Friday, May 3, 2024

Incivility "immortalized" in Cal.App.5th

For the latest in civility, see Bed's published opinion here:

Civility is not about etiquette. This is not a matter of bad manners. Incivility slows things down, it costs people money – money they were counting on their lawyers to help them save. And it contravenes the Legislature’s directive that “all parties shall cooperate in bringing the action to trial[.]” (Code Civ. Proc., § 583.130.)
Incivility is the adult equivalent of schoolyard bullying and we will not keep looking the other way when attorneys practice like this. They will be called out and immortalized in the California Appellate Reports.

[Law360 has Calif. Appeals Court Calls Firm's Conduct 'Woefully Uncivil']

For more civility lessons, see also this unpub from 2/2 here at fn. 8: "[Appellant] also likens the trial court to a Holocaust denier. This type of gross and baseless hyperbole is unfounded, disrespectful, offensive, and unethical." 
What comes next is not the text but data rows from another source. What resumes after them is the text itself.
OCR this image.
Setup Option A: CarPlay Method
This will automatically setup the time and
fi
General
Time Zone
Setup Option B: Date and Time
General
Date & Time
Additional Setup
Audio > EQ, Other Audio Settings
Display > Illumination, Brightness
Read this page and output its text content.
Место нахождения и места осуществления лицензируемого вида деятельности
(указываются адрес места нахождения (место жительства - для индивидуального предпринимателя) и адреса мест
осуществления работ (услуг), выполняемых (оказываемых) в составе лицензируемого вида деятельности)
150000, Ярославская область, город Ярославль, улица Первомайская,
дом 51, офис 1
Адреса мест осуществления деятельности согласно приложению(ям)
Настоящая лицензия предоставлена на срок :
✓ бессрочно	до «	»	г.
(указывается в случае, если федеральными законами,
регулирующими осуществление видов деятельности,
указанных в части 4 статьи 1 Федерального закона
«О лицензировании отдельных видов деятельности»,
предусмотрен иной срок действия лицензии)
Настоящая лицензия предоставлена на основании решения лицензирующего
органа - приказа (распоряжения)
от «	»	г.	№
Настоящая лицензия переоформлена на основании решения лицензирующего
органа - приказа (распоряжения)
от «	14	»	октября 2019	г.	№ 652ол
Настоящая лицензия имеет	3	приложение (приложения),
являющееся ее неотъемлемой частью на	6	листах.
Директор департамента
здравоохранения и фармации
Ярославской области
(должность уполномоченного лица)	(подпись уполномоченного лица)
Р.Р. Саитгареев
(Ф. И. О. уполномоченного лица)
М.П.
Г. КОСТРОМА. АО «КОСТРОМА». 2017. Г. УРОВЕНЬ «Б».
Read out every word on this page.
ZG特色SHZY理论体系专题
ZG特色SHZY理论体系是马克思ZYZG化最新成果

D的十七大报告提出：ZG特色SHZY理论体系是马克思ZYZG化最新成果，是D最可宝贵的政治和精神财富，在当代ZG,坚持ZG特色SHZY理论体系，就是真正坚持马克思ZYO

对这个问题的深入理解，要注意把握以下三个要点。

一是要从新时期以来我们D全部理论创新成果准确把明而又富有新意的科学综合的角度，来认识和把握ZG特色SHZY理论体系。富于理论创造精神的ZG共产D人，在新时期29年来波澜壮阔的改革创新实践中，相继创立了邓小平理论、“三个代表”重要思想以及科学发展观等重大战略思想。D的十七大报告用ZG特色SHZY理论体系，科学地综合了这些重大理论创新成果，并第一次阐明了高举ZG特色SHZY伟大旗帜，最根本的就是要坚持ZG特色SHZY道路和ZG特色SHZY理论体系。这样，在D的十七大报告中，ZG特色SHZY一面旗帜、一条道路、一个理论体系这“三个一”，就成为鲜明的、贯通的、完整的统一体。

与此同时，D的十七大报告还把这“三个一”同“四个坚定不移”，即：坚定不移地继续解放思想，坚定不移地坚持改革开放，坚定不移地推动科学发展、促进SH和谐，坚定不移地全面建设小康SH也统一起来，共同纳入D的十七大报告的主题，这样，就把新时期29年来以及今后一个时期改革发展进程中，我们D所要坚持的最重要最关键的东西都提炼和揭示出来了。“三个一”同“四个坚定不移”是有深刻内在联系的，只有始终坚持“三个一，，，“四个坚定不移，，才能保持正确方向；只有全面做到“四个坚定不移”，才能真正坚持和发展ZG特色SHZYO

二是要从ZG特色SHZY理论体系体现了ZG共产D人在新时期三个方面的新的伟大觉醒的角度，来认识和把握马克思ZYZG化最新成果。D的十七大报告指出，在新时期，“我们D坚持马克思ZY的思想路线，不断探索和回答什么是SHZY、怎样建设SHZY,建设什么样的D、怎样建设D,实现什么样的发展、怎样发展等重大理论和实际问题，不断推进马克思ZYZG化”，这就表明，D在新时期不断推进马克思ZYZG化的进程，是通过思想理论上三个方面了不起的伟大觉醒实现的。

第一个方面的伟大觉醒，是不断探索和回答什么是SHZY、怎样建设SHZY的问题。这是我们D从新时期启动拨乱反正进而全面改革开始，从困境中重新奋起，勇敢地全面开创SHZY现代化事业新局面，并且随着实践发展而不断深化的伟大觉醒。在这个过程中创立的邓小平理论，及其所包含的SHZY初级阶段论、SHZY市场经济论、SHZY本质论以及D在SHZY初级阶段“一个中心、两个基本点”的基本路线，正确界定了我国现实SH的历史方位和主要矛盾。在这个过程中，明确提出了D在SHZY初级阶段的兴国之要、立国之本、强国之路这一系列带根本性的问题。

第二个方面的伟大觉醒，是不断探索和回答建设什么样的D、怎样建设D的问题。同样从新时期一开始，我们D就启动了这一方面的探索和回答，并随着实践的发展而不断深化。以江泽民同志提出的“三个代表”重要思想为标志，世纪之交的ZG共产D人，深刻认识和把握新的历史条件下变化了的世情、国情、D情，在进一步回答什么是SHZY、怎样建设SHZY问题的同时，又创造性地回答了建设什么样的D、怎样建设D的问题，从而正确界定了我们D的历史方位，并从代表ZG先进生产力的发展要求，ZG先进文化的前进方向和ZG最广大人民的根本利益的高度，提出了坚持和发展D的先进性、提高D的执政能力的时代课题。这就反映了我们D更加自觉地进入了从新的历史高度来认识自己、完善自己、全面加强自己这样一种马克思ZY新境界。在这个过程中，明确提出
Also, the Wall St. Journal has How an Ordinary Guy Took a $3,000 Case to the Supreme Court

  • In 1893, the court ruled that for tax purposes, tomatoes actually are vegetables. In 1924’s “U.S. vs. 95 Barrels (More or Less) of Alleged Apple Cider Vinegar,” the nine justices took up whether there was a meaningful difference between vinegars made from dried apples instead of fresh. Turns out there was.
  • Despite its seemingly low stakes, Harrow’s case has real implications for ordinary people’s access to the courts, say his advocates and those filing briefs in support.